A la fin du Sermon sur la Montagne, Matthieu utilise la même expression : Quand Jésus eut achevé son discours . C’est à cette parole que Benoît veut faire allusion. Son discours achevé, Jésus attend que nos actes répondent à son enseignement. La réponse qu’Il attend de nous n’est pas verbale. Il ne suffit donc pas d’écouter la Parole. Même pas de l’entendre avec son cœur et la laisser s’enraciner en nous. Il faut aussi la mettre en pratique. Il ne suffit pas de dire : Seigneur, Seigneur, pour entrer dans le Royaume. Il faut accomplir la volonté du Père . Jésus Lui-même nous l’a dit.

Mais de quelle pratique s’agit-il ? Les pharisiens n’étaient-ils pas les champions de la pratique ? Jusqu’à filtrer le moindre moucheron, mais en avalant le chameau ! S’il suffisait d’être en règle avec tout un ensemble de pratiques, les pharisiens nous seraient donnés en exemple. Ils ne se seraient pas heurtés aussi violement à Jésus. De quelle pratique s’agit-il donc ?

Pour Benoît, cette mise en pratique de la Parole se caractérise par deux traits essentiels. Non seulement elle implique tout l’être, jusque dans les profondeurs de notre cœur : c’est le but de la vie monastique, ramener l’homme à l’unité. Mais pour que cela soit possible, il faut aussi que nous ne prenions pas appui sur nous-mêmes. Prendre appui sur le Seigneur. Que notre gloire soit dans le Seigneur. Que notre vie soit en Lui.

Le Seigneur dit dans sa bonté : je ne veux pas la mort du pécheur, mais qu’il se convertisse, et qu’il vive . Au cœur de notre vocation de moine, il y a le désir de vivre. On a souvent décrit la vie monastique comme un renoncement, une mort au monde, un dépouillement… On oublie qu’il s’agit d’abord d’une vie.

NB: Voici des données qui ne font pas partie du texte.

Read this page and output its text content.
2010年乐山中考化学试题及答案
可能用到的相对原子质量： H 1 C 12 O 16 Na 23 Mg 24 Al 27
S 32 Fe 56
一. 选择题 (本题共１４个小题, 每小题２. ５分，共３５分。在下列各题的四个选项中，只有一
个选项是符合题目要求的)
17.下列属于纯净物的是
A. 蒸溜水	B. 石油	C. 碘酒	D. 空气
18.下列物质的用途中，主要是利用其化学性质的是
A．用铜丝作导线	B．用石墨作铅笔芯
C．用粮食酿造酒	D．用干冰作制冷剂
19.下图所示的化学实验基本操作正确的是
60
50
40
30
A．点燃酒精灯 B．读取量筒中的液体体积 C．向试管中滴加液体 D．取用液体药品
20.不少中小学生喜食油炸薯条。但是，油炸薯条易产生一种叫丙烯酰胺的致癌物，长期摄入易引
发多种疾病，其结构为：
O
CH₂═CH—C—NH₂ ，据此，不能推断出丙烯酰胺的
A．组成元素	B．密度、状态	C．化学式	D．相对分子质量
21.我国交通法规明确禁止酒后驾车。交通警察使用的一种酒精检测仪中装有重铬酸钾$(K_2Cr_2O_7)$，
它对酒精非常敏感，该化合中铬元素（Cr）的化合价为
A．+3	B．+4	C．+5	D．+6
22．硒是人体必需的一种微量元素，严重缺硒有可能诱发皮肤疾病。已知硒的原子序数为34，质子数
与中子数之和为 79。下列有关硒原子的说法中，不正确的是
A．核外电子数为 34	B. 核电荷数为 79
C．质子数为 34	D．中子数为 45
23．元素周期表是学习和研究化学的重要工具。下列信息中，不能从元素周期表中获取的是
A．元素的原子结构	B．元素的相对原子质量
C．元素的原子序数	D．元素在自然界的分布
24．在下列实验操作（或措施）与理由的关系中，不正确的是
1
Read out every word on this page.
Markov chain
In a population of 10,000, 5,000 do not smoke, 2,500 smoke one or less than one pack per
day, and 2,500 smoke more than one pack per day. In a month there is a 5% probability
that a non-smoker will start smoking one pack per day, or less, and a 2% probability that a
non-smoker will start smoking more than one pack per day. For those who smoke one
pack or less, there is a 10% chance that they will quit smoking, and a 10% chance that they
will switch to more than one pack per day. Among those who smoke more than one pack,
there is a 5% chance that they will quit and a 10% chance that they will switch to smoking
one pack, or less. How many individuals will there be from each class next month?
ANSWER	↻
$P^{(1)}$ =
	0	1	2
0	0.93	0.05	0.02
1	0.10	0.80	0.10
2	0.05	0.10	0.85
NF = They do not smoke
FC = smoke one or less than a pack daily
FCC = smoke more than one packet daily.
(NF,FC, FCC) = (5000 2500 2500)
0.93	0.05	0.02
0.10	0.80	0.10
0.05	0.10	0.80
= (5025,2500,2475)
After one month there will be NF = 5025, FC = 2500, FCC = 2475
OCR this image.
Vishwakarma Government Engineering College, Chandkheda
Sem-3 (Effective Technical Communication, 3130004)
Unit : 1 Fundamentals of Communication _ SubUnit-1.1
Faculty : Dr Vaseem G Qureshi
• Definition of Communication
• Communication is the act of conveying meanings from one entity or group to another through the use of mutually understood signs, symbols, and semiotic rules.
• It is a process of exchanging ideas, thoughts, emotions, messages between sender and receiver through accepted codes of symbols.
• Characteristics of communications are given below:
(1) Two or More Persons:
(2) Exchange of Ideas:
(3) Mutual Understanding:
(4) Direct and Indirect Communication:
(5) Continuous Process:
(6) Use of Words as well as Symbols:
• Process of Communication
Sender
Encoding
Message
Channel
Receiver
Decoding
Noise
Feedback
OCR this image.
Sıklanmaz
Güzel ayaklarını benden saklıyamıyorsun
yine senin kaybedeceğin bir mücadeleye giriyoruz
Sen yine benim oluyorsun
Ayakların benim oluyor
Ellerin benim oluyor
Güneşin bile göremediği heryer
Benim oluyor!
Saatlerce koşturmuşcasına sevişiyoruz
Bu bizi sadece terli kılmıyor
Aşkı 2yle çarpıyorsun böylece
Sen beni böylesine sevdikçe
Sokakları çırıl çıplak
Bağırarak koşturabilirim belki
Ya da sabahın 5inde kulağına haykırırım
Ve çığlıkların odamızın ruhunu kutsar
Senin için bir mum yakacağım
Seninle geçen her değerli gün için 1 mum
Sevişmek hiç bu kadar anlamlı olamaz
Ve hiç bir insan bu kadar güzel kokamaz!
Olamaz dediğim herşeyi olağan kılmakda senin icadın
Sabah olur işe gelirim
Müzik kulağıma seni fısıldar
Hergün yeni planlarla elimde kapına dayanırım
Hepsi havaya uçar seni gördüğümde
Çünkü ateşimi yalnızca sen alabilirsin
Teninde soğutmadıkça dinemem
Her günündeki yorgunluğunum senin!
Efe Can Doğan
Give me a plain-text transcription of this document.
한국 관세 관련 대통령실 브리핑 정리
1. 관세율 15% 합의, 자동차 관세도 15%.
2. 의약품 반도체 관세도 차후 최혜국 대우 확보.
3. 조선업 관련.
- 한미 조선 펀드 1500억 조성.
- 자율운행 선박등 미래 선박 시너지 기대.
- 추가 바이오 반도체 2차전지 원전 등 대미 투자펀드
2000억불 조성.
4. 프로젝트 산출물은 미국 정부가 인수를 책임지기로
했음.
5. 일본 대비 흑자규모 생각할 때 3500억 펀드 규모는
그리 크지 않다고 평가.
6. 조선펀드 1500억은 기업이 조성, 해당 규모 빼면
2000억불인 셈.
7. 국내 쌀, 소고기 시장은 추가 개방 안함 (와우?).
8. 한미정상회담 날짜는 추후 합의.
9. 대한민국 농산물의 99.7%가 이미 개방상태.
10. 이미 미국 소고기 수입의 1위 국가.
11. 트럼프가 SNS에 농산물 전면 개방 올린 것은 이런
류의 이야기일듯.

Ou plus exactement, comme le dit Benoît, d’un changement de vie.

Nous sommes entrés au monastère parce que nous sentions qu’il nous manquait quelque chose, que la vraie vie était ailleurs. Ce désir d’une vie autre peut s’étioler avec le temps. Il peut s’assoupir en nous. Nous avons à le réveiller chaque jour, tout au long de notre vie. Cela fait partie de notre pratique.